It was time to thin my Granny Smith apple tree that my husband and I have in the backyard of our valley home.  The June drop was pretty much over (yes, there is such a thing) and the apples were starting to rapidly develop.  Time to thin.

How to make pectin at home

Our Granny Smith apple tree just doesn’t know when to quit!

But wait!  Don’t throw out your thinned apples! If you don’t use chemical pesticides on your apple trees, you can make natural pectin for your future jams and jellies!  With tart, unripe apples like the ones in the picture below, there is a lot of pectin inside, and simply boiling the apples with water releases the pectin!

How to make homemade pectin

This is about seven pounds of apples. After all the worm damage was cut out, I ended up with about six pounds of cut up apples.

Just wash them to get the dust off, chop them up (don’t worry about peeling or taking out the core), and throw the whole apple in a large stockpot.  Since we didn’t use any pesticides on our apple tree this year, the apples had a few worms, so I cut out the damaged parts and used the rest.  The ratio I used for this batch was 6 pounds of apples to 8 cups of water.  I let the mixture simmer for about 45 minutes, stirring quite often so the apples didn’t stick to the bottom of the pot, and squishing the apples against the side of the pot once they got soft.

Once the apples are all mushy, strain through a cheesecloth and let the liquid drain for an hour or two.  Return the liquid to the stove and simmer for another 1/2 hour or until the liquid begins to thicken and is reduced by almost half.  You now have liquid pectin!  If you aren’t using it right away, you can can the pectin in 8 ounce jelly jars and process in a waterbath for 15 minutes.

Making pectin at home

Okay – you can stop laughing now! I know this looks silly, but it works for me! :)

Of course, the amount of pectin in each batch will be a bit different, and it isn’t quite as simple to use it as is the store-bought kind.  One thing to know is that each fruit will have different levels of natural pectin, so the amount of fruit to sugar to pectin to acid ratio will be just a bit different with each batch/type of fruit you plan to make into jam or jelly.  Generally, over-ripe fruits have the least amount of pectin and under-ripe fruits have the most.
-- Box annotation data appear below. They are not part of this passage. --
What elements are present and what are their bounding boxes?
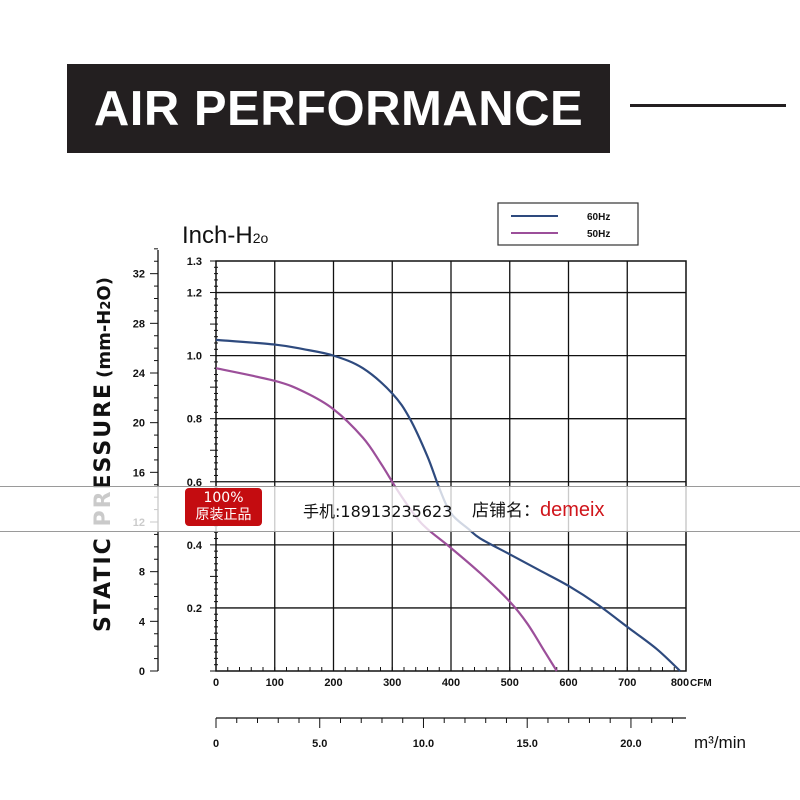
grid	[215, 260, 687, 672]
x-tick-label-m3: 0	[213, 738, 219, 750]
x-tick-label-m3: 20.0	[620, 738, 641, 750]
x-tick-label-m3: 15.0	[516, 738, 537, 750]
legend-label-60hz: 60Hz	[587, 212, 610, 223]
badge-line-2: 原装正品	[195, 507, 252, 523]
phone-text: 手机:18913235623	[303, 502, 453, 521]
y-tick-label-mm: 16	[133, 467, 145, 479]
y-tick-label-mm: 0	[139, 666, 145, 678]
y-tick-label-mm: 24	[133, 368, 146, 380]
y-tick-label-inch: 0.2	[187, 603, 202, 615]
x-tick-label: 0	[213, 677, 219, 689]
page-title: AIR PERFORMANCE	[93, 81, 584, 136]
title-rule	[630, 104, 786, 107]
y-unit-label: Inch-H2o	[182, 222, 268, 249]
watermark-banner	[0, 486, 800, 532]
authentic-badge: 100% 原装正品	[185, 488, 262, 526]
y-tick-label-mm: 28	[133, 318, 145, 330]
x-tick-label: 300	[383, 677, 401, 689]
y-tick-label-mm: 8	[139, 567, 145, 579]
y-tick-label-inch: 0.6	[187, 477, 202, 489]
y-tick-label-mm: 4	[139, 616, 146, 628]
x-tick-label: 500	[501, 677, 519, 689]
x-unit-m3: m³/min	[694, 733, 746, 752]
y-tick-label-mm: 20	[133, 418, 145, 430]
legend: 60Hz 50Hz	[497, 202, 639, 246]
x-unit-cfm: CFM	[690, 678, 712, 689]
legend-label-50hz: 50Hz	[587, 229, 610, 240]
x-tick-label: 700	[618, 677, 636, 689]
y-tick-label-inch: 1.3	[187, 256, 202, 268]
x-tick-label: 800	[671, 677, 689, 689]
x-tick-label-m3: 10.0	[413, 738, 434, 750]
y-tick-label-mm: 32	[133, 269, 145, 281]
store-name: demeix	[540, 499, 605, 521]
x-tick-label: 100	[266, 677, 284, 689]
x-tick-label: 600	[559, 677, 577, 689]
y-axis-title: STATIC PRESSURE(mm-H2O)	[91, 277, 116, 632]
x-tick-label: 200	[324, 677, 342, 689]
y-tick-label-inch: 1.2	[187, 288, 202, 300]
legend-box	[497, 202, 639, 246]
y-tick-label-inch: 0.4	[187, 540, 203, 552]
store-label: 店铺名：	[472, 501, 540, 521]
store-text: 店铺名：demeix	[472, 496, 604, 522]
x-tick-label: 400	[442, 677, 460, 689]
y-tick-label-inch: 0.8	[187, 414, 202, 426]
badge-line-1: 100%	[203, 490, 244, 506]
y-tick-label-inch: 1.0	[187, 351, 202, 363]
title-block: AIR PERFORMANCE	[67, 64, 610, 153]
x-tick-label-m3: 5.0	[312, 738, 327, 750]
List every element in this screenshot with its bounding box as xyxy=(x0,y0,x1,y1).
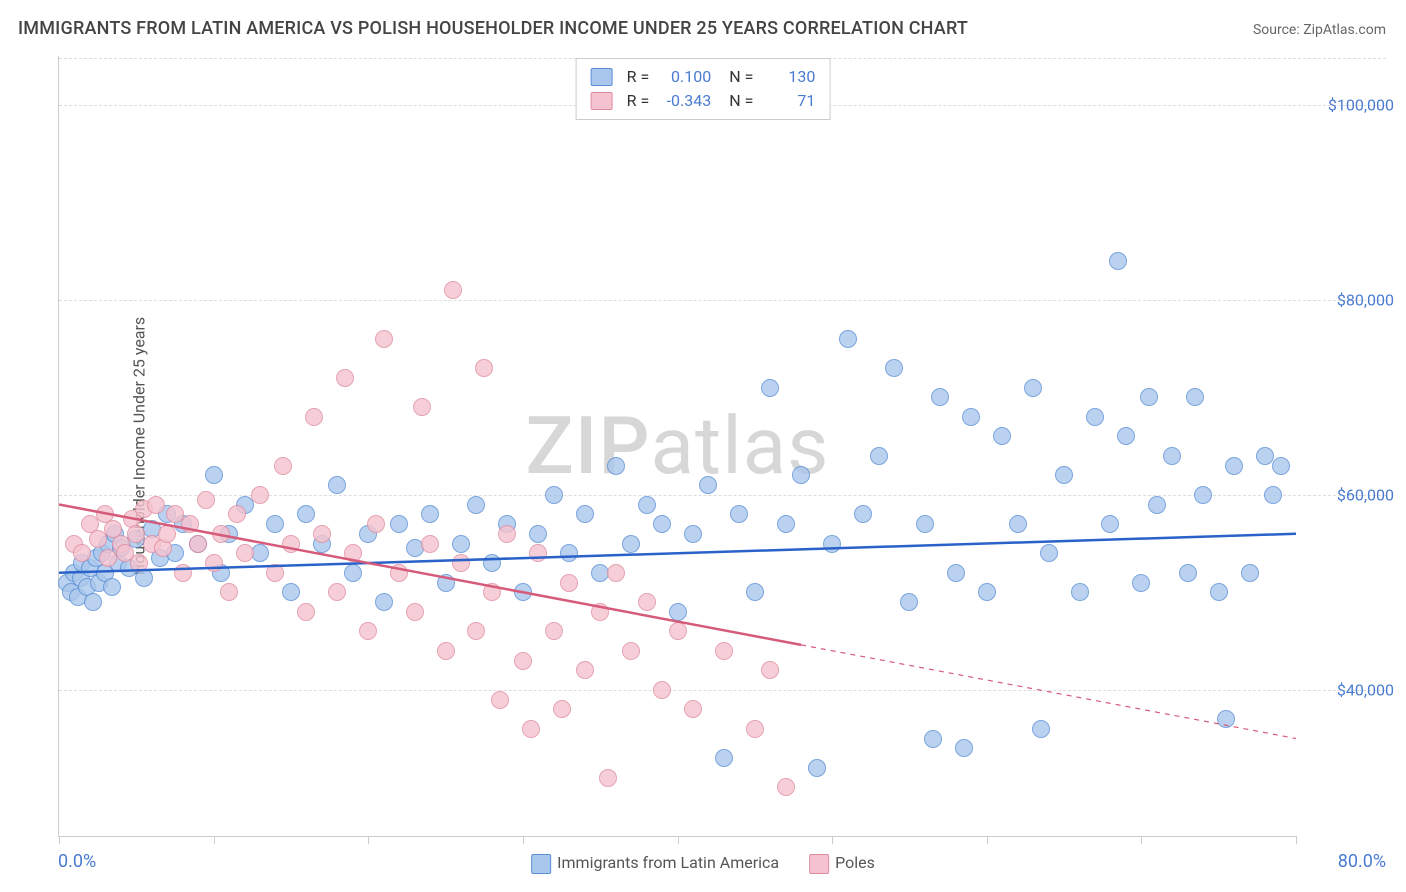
source-prefix: Source: xyxy=(1253,22,1303,38)
legend-item: Poles xyxy=(809,853,875,874)
x-axis-end-label: 80.0% xyxy=(1338,851,1386,872)
source-link[interactable]: ZipAtlas.com xyxy=(1303,22,1386,38)
x-tick xyxy=(832,836,833,844)
stat-r-value: 0.100 xyxy=(657,65,711,89)
legend-item: Immigrants from Latin America xyxy=(531,853,779,874)
stat-r-label: R = xyxy=(627,65,650,89)
stat-n-value: 130 xyxy=(761,65,815,89)
legend-bottom: Immigrants from Latin America Poles xyxy=(531,853,875,874)
legend-swatch xyxy=(591,92,613,110)
x-tick xyxy=(1296,836,1297,844)
stat-n-value: 71 xyxy=(761,89,815,113)
trend-line-dashed xyxy=(801,645,1296,739)
x-tick xyxy=(214,836,215,844)
x-tick xyxy=(678,836,679,844)
chart-title: IMMIGRANTS FROM LATIN AMERICA VS POLISH … xyxy=(18,18,968,39)
y-tick-label: $40,000 xyxy=(1337,680,1394,699)
stats-row: R = -0.343 N = 71 xyxy=(591,89,816,113)
x-tick xyxy=(59,836,60,844)
source-attribution: Source: ZipAtlas.com xyxy=(1253,22,1386,38)
legend-swatch xyxy=(591,68,613,86)
trend-line-solid xyxy=(59,505,801,645)
stats-legend-box: R = 0.100 N = 130 R = -0.343 N = 71 xyxy=(576,58,831,120)
x-tick xyxy=(987,836,988,844)
stat-r-value: -0.343 xyxy=(657,89,711,113)
legend-swatch xyxy=(531,854,551,874)
legend-swatch xyxy=(809,854,829,874)
legend-label: Poles xyxy=(835,853,875,872)
legend-label: Immigrants from Latin America xyxy=(557,853,779,872)
stat-n-label: N = xyxy=(729,65,753,89)
y-tick-label: $60,000 xyxy=(1337,485,1394,504)
x-tick xyxy=(523,836,524,844)
stats-row: R = 0.100 N = 130 xyxy=(591,65,816,89)
y-tick-label: $80,000 xyxy=(1337,290,1394,309)
x-axis-start-label: 0.0% xyxy=(58,851,96,872)
stat-n-label: N = xyxy=(729,89,753,113)
stat-r-label: R = xyxy=(627,89,650,113)
trend-lines xyxy=(59,56,1296,836)
plot-area: ZIPatlas xyxy=(58,56,1296,837)
y-tick-label: $100,000 xyxy=(1328,95,1394,114)
x-tick xyxy=(368,836,369,844)
x-tick xyxy=(1141,836,1142,844)
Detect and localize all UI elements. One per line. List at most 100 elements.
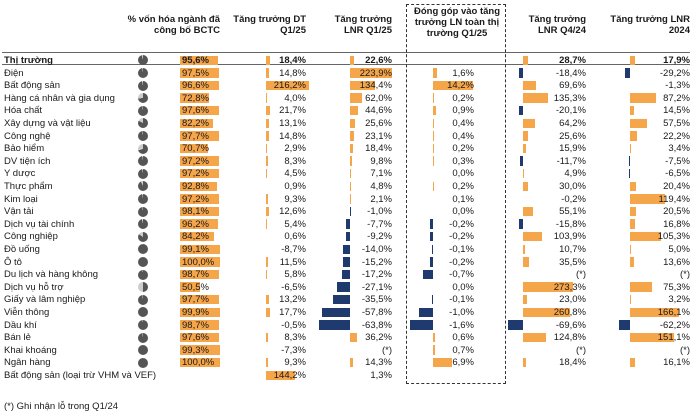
coverage-pie-icon bbox=[138, 269, 148, 280]
row-name: Xây dựng và vật liệu bbox=[4, 118, 91, 129]
row-name: Kim loại bbox=[4, 193, 38, 205]
row-name: Giấy và lâm nghiệp bbox=[4, 294, 86, 306]
y24-bar bbox=[630, 282, 653, 292]
coverage-pie-icon bbox=[138, 345, 148, 356]
coverage-pie-icon bbox=[138, 231, 148, 242]
dt-bar bbox=[266, 370, 295, 381]
contrib-bar bbox=[418, 307, 433, 318]
header-pct: % vốn hóa ngành đã công bố BCTC bbox=[127, 14, 220, 36]
coverage-pie-icon bbox=[138, 168, 148, 179]
row-name: Điện bbox=[4, 67, 24, 79]
lnr-value: 44,6% bbox=[365, 105, 392, 117]
coverage-pie-icon bbox=[138, 193, 148, 204]
contrib-value: 0,0% bbox=[452, 206, 474, 218]
pct-value: 84,2% bbox=[182, 231, 209, 243]
contrib-bar bbox=[433, 80, 473, 91]
pct-bar bbox=[180, 156, 219, 166]
q424-value: 260,8% bbox=[553, 307, 586, 318]
pct-value: 95,6% bbox=[182, 55, 209, 66]
y24-bar bbox=[630, 244, 632, 255]
dt-value: 14,8% bbox=[279, 67, 306, 79]
q424-bar bbox=[519, 219, 523, 229]
q424-bar bbox=[523, 244, 525, 255]
pct-bar bbox=[180, 269, 220, 280]
pct-value: 97,6% bbox=[182, 105, 209, 117]
q424-value: 25,6% bbox=[559, 130, 586, 142]
pct-value: 92,8% bbox=[182, 181, 209, 192]
contrib-value: -0,2% bbox=[449, 231, 474, 243]
contrib-value: 1,6% bbox=[452, 67, 474, 79]
pct-value: 97,2% bbox=[182, 168, 209, 180]
q424-bar bbox=[523, 294, 528, 305]
market-underline bbox=[2, 64, 690, 65]
q424-bar bbox=[518, 105, 523, 116]
dt-bar bbox=[266, 206, 269, 217]
pct-value: 100,0% bbox=[182, 357, 215, 369]
contrib-value: 0,2% bbox=[452, 181, 474, 192]
lnr-value: 1,3% bbox=[370, 370, 392, 381]
lnr-value: 2,1% bbox=[370, 193, 392, 205]
dt-bar bbox=[266, 219, 268, 229]
y24-bar bbox=[630, 332, 675, 343]
pct-bar bbox=[180, 55, 219, 66]
contrib-value: 0,7% bbox=[452, 344, 474, 356]
dt-value: 12,6% bbox=[279, 206, 306, 218]
y24-bar bbox=[630, 357, 635, 368]
contrib-value: 6,9% bbox=[452, 357, 474, 369]
header-lnr: Tăng trưởng LNR Q1/25 bbox=[334, 14, 392, 36]
q424-value: 28,7% bbox=[559, 55, 586, 66]
contrib-value: -0,1% bbox=[449, 244, 474, 255]
pct-value: 98,7% bbox=[182, 319, 209, 331]
contrib-bar bbox=[433, 181, 434, 192]
dt-bar bbox=[266, 156, 268, 166]
contrib-bar bbox=[431, 244, 433, 255]
lnr-bar bbox=[332, 294, 350, 305]
dt-value: 5,8% bbox=[284, 269, 306, 281]
q424-bar bbox=[523, 206, 534, 217]
lnr-bar bbox=[319, 320, 350, 330]
dt-value: 18,4% bbox=[279, 55, 306, 66]
q424-value: -20,1% bbox=[555, 105, 586, 117]
contrib-bar bbox=[433, 105, 436, 116]
contrib-value: 0,4% bbox=[452, 118, 474, 129]
y24-value: 105,3% bbox=[657, 231, 690, 243]
dt-value: 13,1% bbox=[279, 118, 306, 129]
y24-value: 75,3% bbox=[663, 281, 690, 293]
row-name: Hóa chất bbox=[4, 105, 43, 117]
y24-value: 16,1% bbox=[663, 357, 690, 369]
row-name: Ngân hàng bbox=[4, 357, 51, 369]
y24-value: 3,4% bbox=[668, 143, 690, 155]
row-name: Vận tải bbox=[4, 206, 34, 218]
header-y24: Tăng trưởng LNR 2024 bbox=[610, 14, 690, 36]
coverage-pie-icon bbox=[138, 219, 148, 230]
contrib-bar bbox=[430, 219, 433, 229]
contrib-bar bbox=[433, 143, 434, 154]
contrib-bar bbox=[410, 320, 433, 330]
lnr-bar bbox=[350, 168, 352, 179]
dt-value: 11,5% bbox=[279, 256, 306, 268]
dt-value: 8,3% bbox=[284, 332, 306, 344]
q424-bar bbox=[523, 80, 536, 91]
coverage-pie-icon bbox=[138, 319, 148, 330]
lnr-bar bbox=[350, 181, 351, 192]
dt-value: -8,7% bbox=[281, 244, 306, 255]
y24-bar bbox=[630, 93, 656, 103]
y24-bar bbox=[630, 194, 666, 204]
coverage-pie-icon bbox=[138, 206, 148, 217]
y24-bar bbox=[630, 219, 635, 229]
y24-bar bbox=[630, 143, 631, 154]
row-name: Dầu khí bbox=[4, 319, 37, 331]
pct-bar bbox=[180, 257, 220, 267]
pct-bar bbox=[180, 131, 220, 141]
contrib-bar bbox=[423, 269, 433, 280]
coverage-pie-icon bbox=[138, 55, 148, 66]
lnr-value: -27,1% bbox=[361, 281, 392, 293]
lnr-value: 7,1% bbox=[370, 168, 392, 180]
q424-value: 10,7% bbox=[559, 244, 586, 255]
y24-value: 151,1% bbox=[657, 332, 690, 344]
lnr-bar bbox=[345, 231, 350, 242]
q424-bar bbox=[523, 357, 527, 368]
contrib-value: 14,2% bbox=[447, 80, 474, 92]
dt-value: 13,2% bbox=[279, 294, 306, 306]
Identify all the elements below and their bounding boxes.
The fruits with the most natural pectin and acid, needing the least amount added are:  sour apples, crabapples, cranberries, gooseberries, eastern concord grapes, lemons, loganberries, plums, raspberries and citrus skin.  These are the fruits that I remember my grandma making into jam or jelly.  She would boil them for quite some time and I don’t remember her adding any pectin, just lots of sugar.

The fruits with some natural pectin and not as much acid are:  ripe apples, ripe blackberries, sour cherries, most grapes (not concord) and loquats. These are the fruits that will generally need some lemon juice added with pectin, along with the sugar.  Sometimes you can add some not-quite-ripe fruit with the ripe fruit to get a better gel, but the flavor might be a bit more tart.

Apricots, blueberries, sweet cherries, figs, western concord grapes, nectarines, peaches, pears, pomegranates and strawberries generally have the least amount of natural pectin and acid, and will require the addition of both.

I have found that if you follow the general directions for making jams and jellies with commercial liquid pectin, you should be good to go with your homemade stuff.  One company that makes liquid pectin, Certo, has recipes online that you can look up.  One package of Certo liquid pectin is 6 ounces, so using a full 8 ounce jelly jar of your homemade pectin should be just right, if you have a very concentrated pectin. And remember to add the liquid pectin into your boiling fruit and sugar mixture when there is only one minute to go, or you could ruin the ability of the pectin to gel.

If you want to test how well you pectin jells, try this trick:  pour some rubbing alcohol into a cup.  Drop in 1/2 teaspoon of your cold homemade pectin.  Then, try to pick up the pectin glob with a fork.  If it stays in one large glob, the pectin is good enough to make your jelly or jam just like the commercial stuff.  If the glob starts to drip from the fork and hangs there, it will form a soft jelly or jam.  If you can’t pick up the blob at all, your pectin is too weak.  If it’s too weak, just boil it a little longer to concentrate the pectin, then try the test again.

Testing homemade pectin for effectiveness

After it cooled off, I tested the pectin in some rubbing alcohol. This blob shows that I got a pretty concentrated pectin and should expect a good set when I make jams and jellies!

Word of warning:  When making my pectin, I always tend to want to squeeze the cheesecloth to make the liquid strain through faster. Yes.  I can be impatient!  This won’t hurt anything, but tends to make a cloudy pectin, and a cloudy pectin might make a cloudy jelly.  If you aren’t entering the jelly into your local fair or trying to impress your mother-in-law, it really doesn’t matter.  It will taste the same.  If you want clear pectin, just let it drain for several hours – maybe even overnight – and don’t squeeze!

How to make pectin from apples

I got six 8 ounce jars of liquid pectin (enough to make six batches of jam or jelly) from apples that most people throw away.  Now that’s sustainable!

Okay, off to gather some blackberries and gooseberries to make some jelly!  How about you – have you ever made your own pectin?